Qu’est-ce qui est dit ? Est-ce que le SE a bien expliqué que « S’ils sont en Belgique depuis plusieurs années et qu’ils sont bien intégrés, dites-leur d’introduire une demande de régularisation, ils ont de bonnes chances d’être régularisés » et est-ce que Freddy Roosemont a bien entendu et confirmé cela ? À partir du moment où vous savez que les dossiers sont constitués sur ces lignes directrices par des avocats, est-ce que de nouvelles réunions sont programmées afin de clarifier vos positions ? Vous avez dit « ne pas donner de faux espoirs », est qu’est-ce que vous comprenez que cela ait suscité de faux espoirs ? Est-ce qu’à un moment un warning est mis sur une éventuelle mauvaise compréhension entre le 21 juillet et les premières décisions ? Est-ce que vous reconnaissez, comme le suggèrent beaucoup de personnes, qu’il y a un décalage entre la manière dont les lignes directrices ont été annoncées et les décisions négatives qui tombent depuis des semaines ?
Ces questions avaient pour but de m’éclaircir sur les intentions des uns et des autres.

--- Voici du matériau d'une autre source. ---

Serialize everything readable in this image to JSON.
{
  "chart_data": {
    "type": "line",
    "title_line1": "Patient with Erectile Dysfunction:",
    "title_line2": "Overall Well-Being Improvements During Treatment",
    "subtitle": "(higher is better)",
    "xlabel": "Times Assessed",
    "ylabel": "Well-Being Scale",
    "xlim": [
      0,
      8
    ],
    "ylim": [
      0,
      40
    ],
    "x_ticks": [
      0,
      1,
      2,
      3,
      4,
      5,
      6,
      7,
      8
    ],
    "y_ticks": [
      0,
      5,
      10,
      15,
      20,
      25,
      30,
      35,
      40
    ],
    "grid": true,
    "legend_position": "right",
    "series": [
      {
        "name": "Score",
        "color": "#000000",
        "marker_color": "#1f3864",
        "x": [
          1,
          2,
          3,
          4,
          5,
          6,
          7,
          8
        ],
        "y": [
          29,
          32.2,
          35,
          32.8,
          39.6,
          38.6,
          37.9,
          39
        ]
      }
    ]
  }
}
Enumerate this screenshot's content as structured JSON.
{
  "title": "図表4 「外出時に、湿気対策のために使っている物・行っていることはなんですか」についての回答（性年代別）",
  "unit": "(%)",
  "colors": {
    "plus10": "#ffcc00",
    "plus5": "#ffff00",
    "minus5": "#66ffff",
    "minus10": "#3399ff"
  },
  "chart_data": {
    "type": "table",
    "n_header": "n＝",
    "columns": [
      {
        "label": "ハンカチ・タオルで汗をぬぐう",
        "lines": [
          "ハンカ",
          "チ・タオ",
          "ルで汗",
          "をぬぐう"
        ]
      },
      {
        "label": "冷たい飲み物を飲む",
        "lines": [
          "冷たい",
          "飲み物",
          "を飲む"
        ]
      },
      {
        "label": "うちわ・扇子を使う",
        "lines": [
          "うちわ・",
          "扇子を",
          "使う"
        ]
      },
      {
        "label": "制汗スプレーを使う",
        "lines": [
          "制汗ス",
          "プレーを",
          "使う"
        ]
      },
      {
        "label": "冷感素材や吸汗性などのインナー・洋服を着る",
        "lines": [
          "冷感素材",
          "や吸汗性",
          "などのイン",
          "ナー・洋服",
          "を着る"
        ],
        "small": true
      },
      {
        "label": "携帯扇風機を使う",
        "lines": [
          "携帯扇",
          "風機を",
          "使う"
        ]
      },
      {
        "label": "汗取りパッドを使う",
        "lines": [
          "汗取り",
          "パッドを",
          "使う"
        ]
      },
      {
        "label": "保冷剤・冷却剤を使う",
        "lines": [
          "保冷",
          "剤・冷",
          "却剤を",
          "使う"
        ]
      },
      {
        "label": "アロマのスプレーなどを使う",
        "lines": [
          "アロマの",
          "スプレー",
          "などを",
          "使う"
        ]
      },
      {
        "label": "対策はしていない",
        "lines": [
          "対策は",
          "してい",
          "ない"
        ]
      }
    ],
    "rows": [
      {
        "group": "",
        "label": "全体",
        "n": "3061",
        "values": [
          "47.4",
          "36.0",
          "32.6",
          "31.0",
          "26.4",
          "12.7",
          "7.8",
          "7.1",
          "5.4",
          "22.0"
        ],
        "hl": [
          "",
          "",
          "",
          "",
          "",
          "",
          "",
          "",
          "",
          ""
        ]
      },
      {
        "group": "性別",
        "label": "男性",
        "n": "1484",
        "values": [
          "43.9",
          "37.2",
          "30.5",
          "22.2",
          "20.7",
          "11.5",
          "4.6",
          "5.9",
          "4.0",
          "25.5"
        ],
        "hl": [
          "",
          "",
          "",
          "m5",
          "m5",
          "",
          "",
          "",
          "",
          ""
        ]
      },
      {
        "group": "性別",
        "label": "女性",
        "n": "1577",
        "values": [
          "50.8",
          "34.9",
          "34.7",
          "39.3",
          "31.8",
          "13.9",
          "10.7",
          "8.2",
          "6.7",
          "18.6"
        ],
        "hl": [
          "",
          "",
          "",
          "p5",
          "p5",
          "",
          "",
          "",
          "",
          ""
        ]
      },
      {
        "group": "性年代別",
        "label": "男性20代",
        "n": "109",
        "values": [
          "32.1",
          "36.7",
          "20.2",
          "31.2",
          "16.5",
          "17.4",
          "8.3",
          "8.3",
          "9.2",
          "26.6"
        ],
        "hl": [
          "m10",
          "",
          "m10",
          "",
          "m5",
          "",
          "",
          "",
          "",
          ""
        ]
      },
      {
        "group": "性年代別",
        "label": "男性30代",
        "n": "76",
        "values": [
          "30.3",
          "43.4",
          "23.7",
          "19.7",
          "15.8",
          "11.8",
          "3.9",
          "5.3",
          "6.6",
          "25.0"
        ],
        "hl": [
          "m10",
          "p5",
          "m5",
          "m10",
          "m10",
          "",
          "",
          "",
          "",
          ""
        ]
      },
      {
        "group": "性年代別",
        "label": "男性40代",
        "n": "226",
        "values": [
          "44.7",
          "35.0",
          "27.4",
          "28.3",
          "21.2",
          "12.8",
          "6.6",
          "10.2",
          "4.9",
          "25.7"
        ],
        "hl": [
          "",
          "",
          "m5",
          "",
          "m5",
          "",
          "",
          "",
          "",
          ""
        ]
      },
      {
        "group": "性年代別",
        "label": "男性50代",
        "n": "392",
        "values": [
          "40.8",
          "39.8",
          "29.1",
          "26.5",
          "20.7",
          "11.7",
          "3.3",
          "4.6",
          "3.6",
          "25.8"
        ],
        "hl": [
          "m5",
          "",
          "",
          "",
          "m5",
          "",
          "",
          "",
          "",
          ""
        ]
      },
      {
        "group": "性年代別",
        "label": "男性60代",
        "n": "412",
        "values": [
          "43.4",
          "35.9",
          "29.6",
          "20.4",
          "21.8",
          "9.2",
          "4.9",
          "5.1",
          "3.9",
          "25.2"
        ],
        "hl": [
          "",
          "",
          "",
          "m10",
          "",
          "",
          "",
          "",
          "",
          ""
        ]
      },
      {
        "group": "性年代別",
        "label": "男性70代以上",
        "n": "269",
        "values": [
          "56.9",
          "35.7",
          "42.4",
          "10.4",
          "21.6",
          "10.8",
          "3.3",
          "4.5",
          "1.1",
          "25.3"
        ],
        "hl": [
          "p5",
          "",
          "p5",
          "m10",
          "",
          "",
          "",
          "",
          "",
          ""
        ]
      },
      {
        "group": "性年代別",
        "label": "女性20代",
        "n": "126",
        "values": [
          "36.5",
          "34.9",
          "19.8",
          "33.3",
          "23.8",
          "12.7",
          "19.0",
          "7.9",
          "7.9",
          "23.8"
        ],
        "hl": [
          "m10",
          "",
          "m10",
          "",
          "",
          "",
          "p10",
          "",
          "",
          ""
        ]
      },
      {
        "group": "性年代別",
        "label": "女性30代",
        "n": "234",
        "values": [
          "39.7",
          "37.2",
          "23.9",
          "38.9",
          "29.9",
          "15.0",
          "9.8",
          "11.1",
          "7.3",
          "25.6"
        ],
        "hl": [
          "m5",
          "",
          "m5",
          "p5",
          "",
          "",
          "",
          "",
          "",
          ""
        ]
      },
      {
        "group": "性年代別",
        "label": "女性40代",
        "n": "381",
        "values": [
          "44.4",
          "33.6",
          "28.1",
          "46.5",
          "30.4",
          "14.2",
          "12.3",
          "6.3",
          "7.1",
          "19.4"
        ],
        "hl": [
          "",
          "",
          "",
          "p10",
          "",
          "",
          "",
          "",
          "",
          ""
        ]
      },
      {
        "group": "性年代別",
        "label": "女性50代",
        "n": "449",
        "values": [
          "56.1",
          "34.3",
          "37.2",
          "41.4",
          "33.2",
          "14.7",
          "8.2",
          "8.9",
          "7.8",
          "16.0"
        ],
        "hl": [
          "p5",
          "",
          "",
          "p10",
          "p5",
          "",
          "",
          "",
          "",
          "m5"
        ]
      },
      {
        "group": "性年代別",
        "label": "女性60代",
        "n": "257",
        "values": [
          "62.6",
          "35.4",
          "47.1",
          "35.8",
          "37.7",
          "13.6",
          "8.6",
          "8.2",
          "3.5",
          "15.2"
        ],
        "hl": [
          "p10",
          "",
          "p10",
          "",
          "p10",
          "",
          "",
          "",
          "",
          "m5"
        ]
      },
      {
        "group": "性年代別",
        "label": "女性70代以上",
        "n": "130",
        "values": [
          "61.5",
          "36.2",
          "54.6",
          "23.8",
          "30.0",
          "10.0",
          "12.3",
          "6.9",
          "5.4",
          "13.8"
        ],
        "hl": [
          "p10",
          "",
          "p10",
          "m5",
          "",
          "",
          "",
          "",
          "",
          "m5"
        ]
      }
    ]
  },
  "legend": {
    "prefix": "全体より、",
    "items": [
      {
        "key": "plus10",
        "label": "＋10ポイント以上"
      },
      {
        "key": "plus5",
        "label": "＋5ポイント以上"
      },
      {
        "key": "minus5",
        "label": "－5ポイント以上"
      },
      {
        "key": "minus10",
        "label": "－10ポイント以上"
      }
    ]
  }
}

Par ailleurs, il s’agissait de faire comprendre que, quels que soient la raison de l’attitude et des propos tenus lors de cette réunion, les négociateurs et les sans-papiers ont le sentiment d’avoir été trompés.
Le père Daniel, habitué de plus de 10 négociations, a expliqué que c’était la première fois où il se sentait floué comme cela.
4.
Critères
flous
Si ces auditions devaient apporter de la clarté pour les sans-papiers en grève de la faim, elle avait aussi pour but de comprendre comment fonctionnait l’Office des Étrangers et ces fameuses “ lignes directrices” appliqués pour les 9Bis.
Il faut bien comprendre en quoi la situation est inédite: cela fait des années que nous demandons des critères dans la loi afin de savoir qui peut prétendre à une régularisation (critères que nous n’avons pas obtenus dans l’accord de gouvernement) et que les avocats demandent aussi ces critères, ou du moins une transparence. Jusqu’ici, l’Office des Étrangers niait l’existence de critères et expliquait qu’il s’agissait juste d’un pouvoir discrétionnaire laissé à l’appréciation du SE.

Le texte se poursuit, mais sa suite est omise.